A fantasia muito americana de salvar as trabalhadoras sexuais delas mesmas
A jornalista, escritora e ex-trabalhadora sexual Melissa Gira Grant escreve para a revista Vice sobre o programa 8 Minutes, da A&E.
A internet supostamente mudou tudo o que se refere ao sexo comercial. Repórteres descobriram (e de novo, e de novo) que “prostitutas” estão entre as 288 milhões de pessoas que usam o Twitter. Anúncios na internet, Facebook, Instagram e Snapchat, todos têm sido acusados de tornar o sexo pago fácil demais de encontrar. Agora, não temos como saber ao certo se a internet expandiu a indústria do sexo ou – mais provável – simplesmente a tornou mais visível. Mas a era do sexo comercial digitalizado e nas redes inspirou pelo menos uma nova forma de entretenimento: o vídeo de resgate de acompanhantes.
Encenados em quartos de hotel, apartamentos e casas privadas onde acompanhantes e outras trabalhadoras sexuais se encontram com clientes legítimos, esses vídeos são gravados secretamente. Os homens que os encenam – policiais, pastores, personalidades da TV – estão, juntos, engajados em algo não muito diferente dos homens que pagam por sexo: uma fantasia, estrelando eles mesmos.
Chamemos isso de imposição light da lei.
A mais recente celebridade da imposição light da lei é Kevin Brown, um ex-detetive da polícia de Santa Ana (Califórnia).

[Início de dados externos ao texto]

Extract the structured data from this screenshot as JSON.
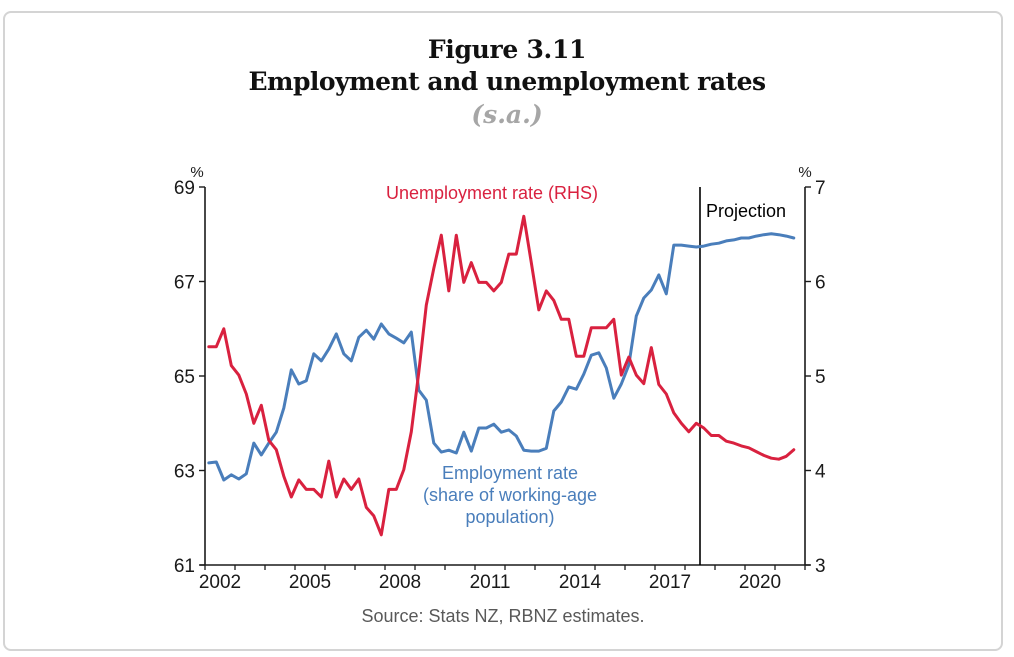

Agora ele opera a Igreja Internacional Lado a Lado e uma organização chamada “Lives Worth Saving” [vidas que vale a pena salvar]. Depois de passar pelo botão de “doações” em seu site, você pode se inscrever para tornar-se membro de suas equipes STREET ou CSI, que monitoram lugares onde trabalhadoras sexuais podem ficar ou fazer publicidade, ostensivamente para identificar “pistas que envolvam tráfico”. (Brown parece fazer uso intercambiável da expressão “tráfico” e do trabalho sexual tal como é propagandeado em sites como Backpage e Craiglist, e não menciona outras formas de tráfico fora da indústria do sexo.) Ele descreve sua missão e o trabalho de vigilante amador como “um ministério único”.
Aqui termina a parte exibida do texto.